暗黒卿の最期
断捨離が好きだ。完璧を求めず、思い出のないものだけを捨て、掃除やメンテナンスが面倒なものも手放す。必要な情報が紙にあるなら、写真に撮ってから捨てる。売るのが手間だと感じたら、迷わずゴミ箱へ。これだけのルールで、不用品のほとんどは片付いてしまう。
しかし、捨ててしまったことを今でも後悔しているものが一つだけある。暗黒卿ダース・ベイダーのフィギュアだ。
そのフィギュアは、まさに闇の力を体現していた。アナキン・スカイウォーカーとしての名を捨て、帝国の繁栄に向けて邁進する、ルークと出会う前の姿が凝縮されているかのようだった。その刃には、深い怒りと絶望が込められているように見えた。まるで、彼の前に立つ者はすべてフォースで窒息させられるかのような迫力だった。

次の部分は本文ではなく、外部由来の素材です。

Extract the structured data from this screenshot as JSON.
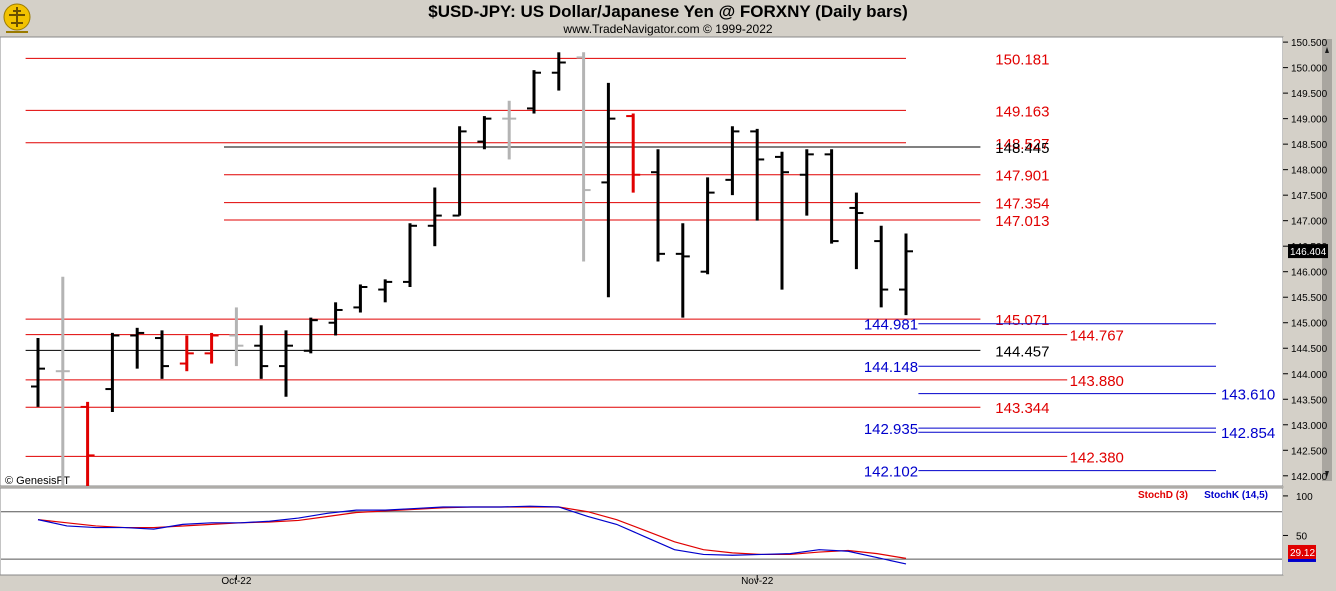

だが、埃がつきやすく掃除が大変だったこと、そして安定して立たせるのが難しかったことから、私はそのフィギュアを手放すことに決めた。写真に収めておけば、いつでも思い出せると考えたからだ。しかし、それは甘かった。写真では再現できないものがあったのだ。
日々の中で、ふとその立ち姿を思い浮かべる。あの堂々とした姿に、どれほど励まされていたのだろうか。フィギュアを捨ててしまったことで、その存在感の大切さに気づいた。
断捨離は確かに爽快だ。部屋も心もスッキリする。しかし、捨てるべきではないものもある。それがたとえ少々扱いづらかったとしても、心に働きかけ、なにかの象徴になりうるならば、慎重に吟味すべきだと学んだ。
そんな、暗黒卿の最期であった。